Thirty-four minutes.
“What exactly are you asking me to do?”

“I just wanted to speak to someone about it. How long is he going to be lying there before a decision is made?”

She said, “You're talking about letting him die.”

“I'm not sure what the alternative is.”

But a Lamb-like crack came to mind:
They could re-skill him. Use him as a speed bump.

She said, “Look, I don't have time for this right now. Are you sure there's no family? Weren't there cousins?”

“Don't think so.”

“But anyway—it's hardly a decision we can make standing on a bloody staircase.” She fixed him with a glare, but let it soften. “But I'll look into it. You're right. If there's nobody else to take decisions, the Park will have to do it. Though I'd have thought the medical staff . . . ”

“They're probably terrified of liability.”

“God. They're not the only ones.” She looked at her watch again. “Is that it?”

“. . . Yes.”

“You're not going to explain why you should be back on the hub? Why Slough House is a waste of your talents?”

“Not right now.”

“Good.” She paused. “You'll be informed. About Webb, I mean. James. Whatever's decided.”

“Thank you.”

“But don't do this again. Turn up unannounced. Or you'll end up downstairs.”

This time there was no softening in her expression.

Thirty-two minutes.

“Off you toddle.”

“Thank you.”

River walked back down the stairs, sure she was watching him every step of the way. But when he reached the bottom and looked back up, she'd gone.

Thirty-one minutes.

Now came the tricky bit.

The man
from the bridge was elsewhere now; in Postman's Park, whose neat little garden was a popular lunch spot for local workers, mostly because of its shelter, the Memorial to Heroic Self-Sacrifice. The tiles on its walls were dedicated to those who'd given their lives in the attempt, sometimes futile, to rescue others, and recalled Leigh Pitt, who “saved a drowning boy from the canal . . . but sadly was unable to save himself,” and Mary Rogers, who “self-sacrificed by giving up her lifebelt and voluntarily going down in the sinking ship.” Thomas Griffin was fatally scalded in a boiler explosion at a Battersea sugar refinery, returning to search for his mate, while George Elliott and Robert Underhill “successively went down a well to rescue comrades and were poisoned by gas” . . . Sylvester Monteith—“Sly” to those who knew him, or simply suspected his true nature—was drinking iced tea from a polystyrene cup, and wondering why self-sacrifice was deemed so honourable. Every age calls forth its heroes, he supposed. For his own part, he'd come to manhood in the eighties, and his response to any of these emergencies would have been one of pragmatic withdrawal. Later, he would have been among the first to deplore the inadequacy of the equipment at fault, and to enquire about the possibility of furnishing much-improved replacements, at a price that could only be deemed reasonable from the point of view of all future miners, sugar-refinery workers, ship-goers, and foolhardy passers-by. All would be safer, some would get richer, and the world would turn. So it goes.

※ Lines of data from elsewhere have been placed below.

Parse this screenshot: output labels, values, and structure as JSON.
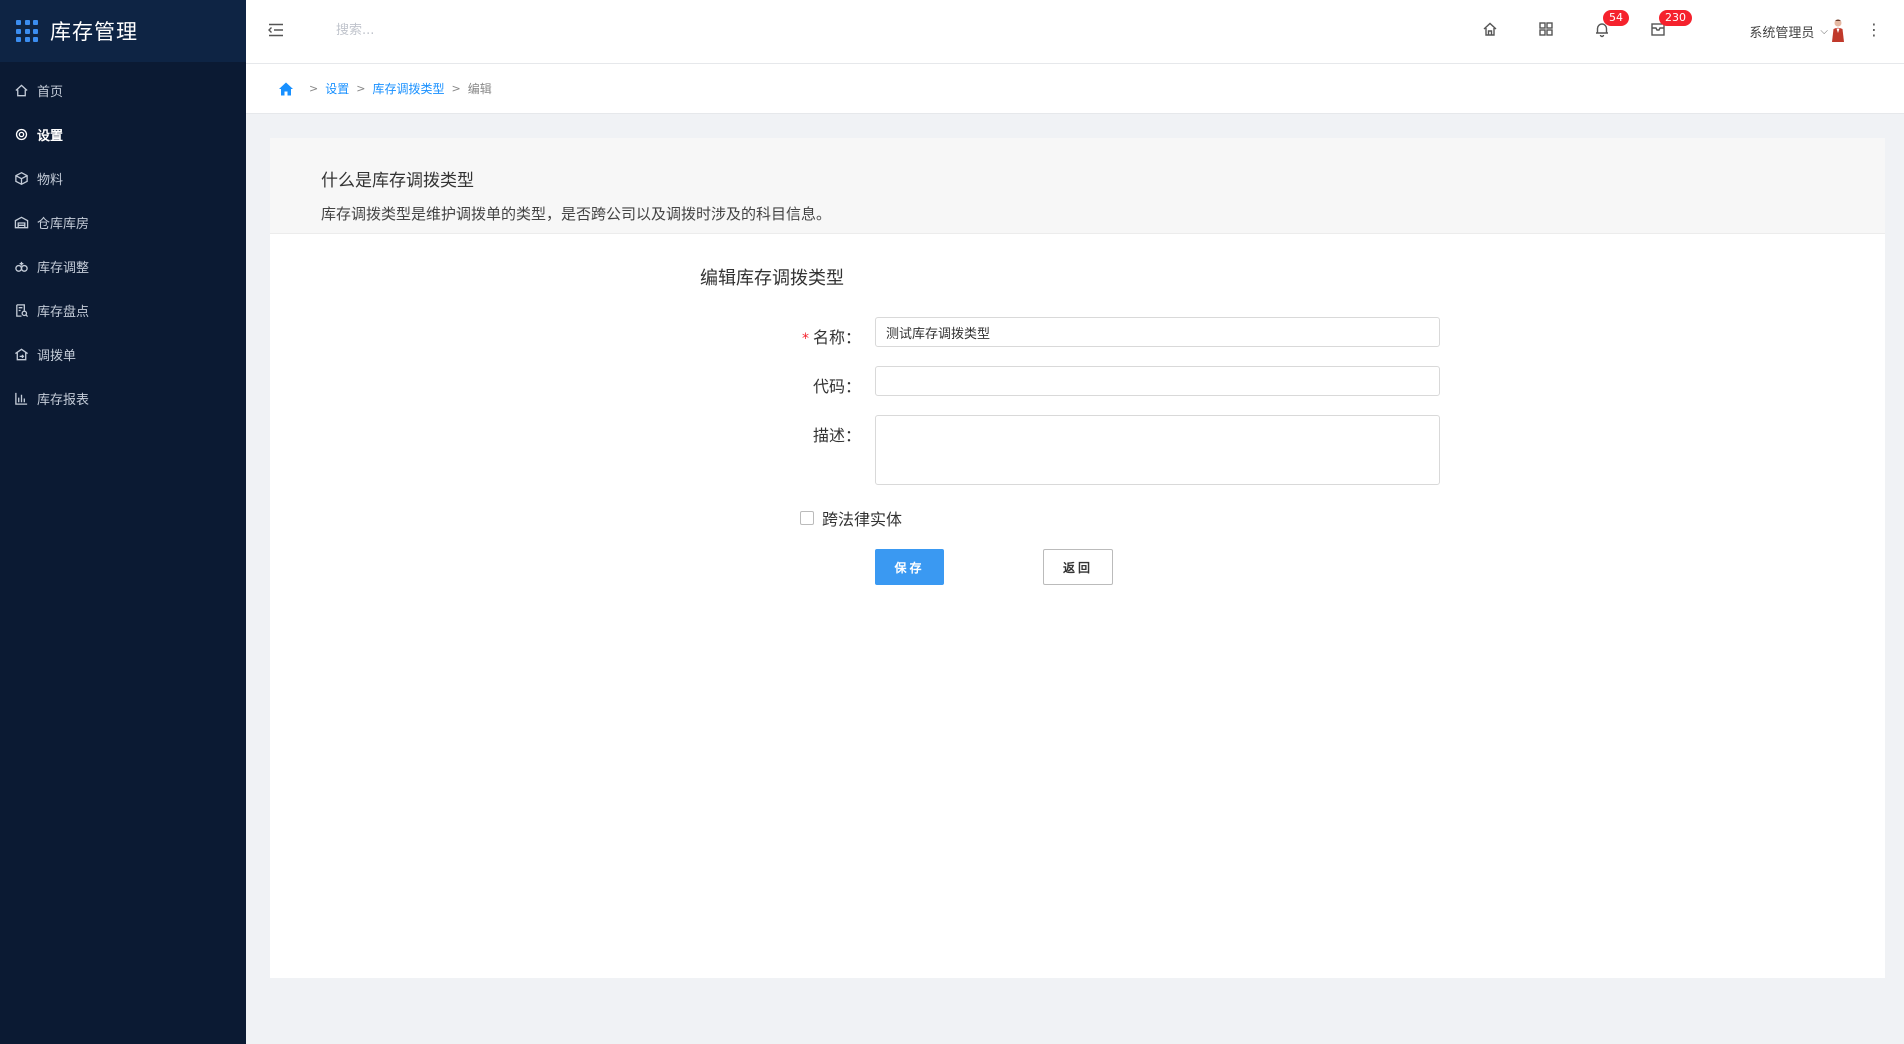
{
  "app": {
    "title": "库存管理"
  },
  "sidebar": {
    "items": [
      {
        "label": "首页",
        "icon": "home-icon",
        "active": false
      },
      {
        "label": "设置",
        "icon": "gear-icon",
        "active": true
      },
      {
        "label": "物料",
        "icon": "cube-icon",
        "active": false
      },
      {
        "label": "仓库库房",
        "icon": "warehouse-icon",
        "active": false
      },
      {
        "label": "库存调整",
        "icon": "adjust-icon",
        "active": false
      },
      {
        "label": "库存盘点",
        "icon": "inventory-check-icon",
        "active": false
      },
      {
        "label": "调拨单",
        "icon": "transfer-icon",
        "active": false
      },
      {
        "label": "库存报表",
        "icon": "bar-chart-icon",
        "active": false
      }
    ]
  },
  "topbar": {
    "search_placeholder": "搜索...",
    "notifications_count": "54",
    "messages_count": "230",
    "user_name": "系统管理员"
  },
  "breadcrumb": {
    "items": [
      "设置",
      "库存调拨类型"
    ],
    "current": "编辑"
  },
  "intro": {
    "title": "什么是库存调拨类型",
    "description": "库存调拨类型是维护调拨单的类型，是否跨公司以及调拨时涉及的科目信息。"
  },
  "form": {
    "title": "编辑库存调拨类型",
    "name_label": "名称：",
    "name_value": "测试库存调拨类型",
    "code_label": "代码：",
    "code_value": "",
    "desc_label": "描述：",
    "desc_value": "",
    "cross_entity_label": "跨法律实体",
    "cross_entity_checked": false,
    "save_label": "保存",
    "back_label": "返回"
  },
  "colors": {
    "sidebar_bg": "#0b1a33",
    "accent": "#1890ff",
    "save_button": "#3a99f2",
    "badge": "#f5222d"
  }
}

Meanwhile, to ensure that the world was in fact still turning, Monteith checked his watch. It was some twenty minutes since he'd dispatched River Cartwright on a mission which was as much an act of self-sacrifice as any of those memorialised on the walls of Postman's Park. That was one of the things they didn't tell you when you signed up for duty, Monteith thought. That there was a huge divide between those who lit the cannon, and those who flung themselves in front of it. Lighting the cannon was the path to a long, happy life. The one he'd lit for Cartwright was unlikely to prove fatal, but it would make exile at Slough House seem like an extended vacation.

Even fast horses finish at the knacker's yard. That slow horses get there first was one of life's little ironies.

He finished his tea and reached for his phone.